古代ギリシャでは4箇所で大きな競技会が持たれたようです。そのうちの一つはコリントで行われました。イストモス大祭と名前がついていました。ですからコリントの人たちにとってもそこで行われる競技はよく知っていたと思われます。この手紙にも、走ることや拳闘といったことが出ています。拳闘とはボクシングのことです。当時からもルールがあったようです。ルールに従って、ボクシングをするからスポーツです。ルールを無視したらそれはもはやスポーツではなくただの喧嘩です。

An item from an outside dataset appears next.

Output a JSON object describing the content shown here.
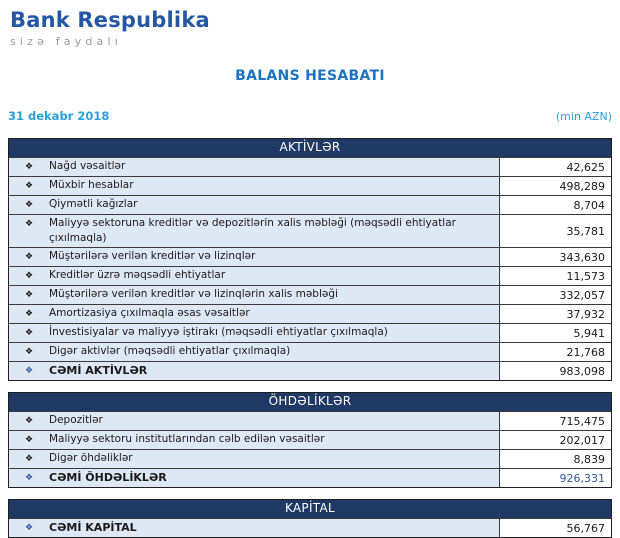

ルールに従って勝敗を争うことがスポーツです。信仰にも守るべきものがあります。それは神の御ことばです。神の御ことばに従わなければ、まったく意味のない生き方となります。自由とは勝手気ままにすることではありません。本当の自由は神の恵みの中に生かされることです。たとえば金魚が私は自由になりたい。狭い金魚鉢の生活は飽きたと言って出て行ってしまったらどうでしょうか。おそらくすぐに死んでしまいます。ですから、私たちも神の恵み、神の御言葉から離れて行くと実は霊的に弱くなり、さらには死んだものとなるのです。
ですから、私たちは神の御言葉から離れていくと、27節の終わりにあるように失格者となってしまうのです。マラソンもコースを離れて走ると失格になります。私たちも神が与えて下さる恵みの道を離れないで信じてまっすぐに進みたいと思います。


2,福音の恵みを受ける

オリンピック選手は、金メダルを目標にがんばります。浅田真央選手も銀メダルで悔し涙を流していました。私たちの目標は何でしょうか。それは23節に出てる来る「福音」です。別の言葉で言うなら、「神の愛と赦し」と言うことです。イエス・キリストが十字架に私たちの身代わりとなり、死んで私たちのすべての負債・負いめを支払い、死の中からよみがえられて私たちに生きる希望と喜びを与えて下さることです。パウロは自らその福音に与りました。
彼はかつて、福音とは無縁の生活をしていました。彼には能力があり、地位も名声もありました。しかし決して満足はなかったのです。人から見てうらやましがられていても彼には喜びはありませんでした。それはパウロだけではありません。戦国時代の終わりに天下統一をなし、大阪城を築いた豊臣秀吉は「露と起き、露と消ゆぬる我が身かな、浪華のことは夢のまた夢」と辞世の句を詠みました。足軽の子から身を起こし、立身出世の人生街道を驀進した秀吉も、自分の人生は朝日が昇れば消えゆくはかない露のようなものだと告白したのです。いくら人より早く一番で走っていても、そのゴールが死であるならば全くむなしいものです。
しかし福音は、キリストのよみがえり、永遠のいのちなのです。死では終わらないのです。その先があります。天国があるのです。25節には「朽ちる冠と朽ちない冠」が出てきます。古代オリンピックで優勝者には月桂樹の冠が与えられました。その時はすばらしい冠かもしれませんが、それはやがて朽ちていくものです。ところがなんと神様は私たちに「朽ちない冠」を授けて下さいます。朽ちない冠とは三つあります。それは義の冠であり、栄光の冠そしていのちの冠です。ですから、イエス・キリストを信じる者は、人生の三冠王となって天国に迎え入れられるのです。なんとすばらしいことでしょうか。
「あなたがたも、賞を受けられるように走りなさい」とパウロは勧めましたが、私たちもむなしい生き方、ゴールがどこかわからないとか、空を打つような拳闘をするのではなく、神がいつも共におられ、慰め励まして下さる「福音の道」を歩ませていただきましょう。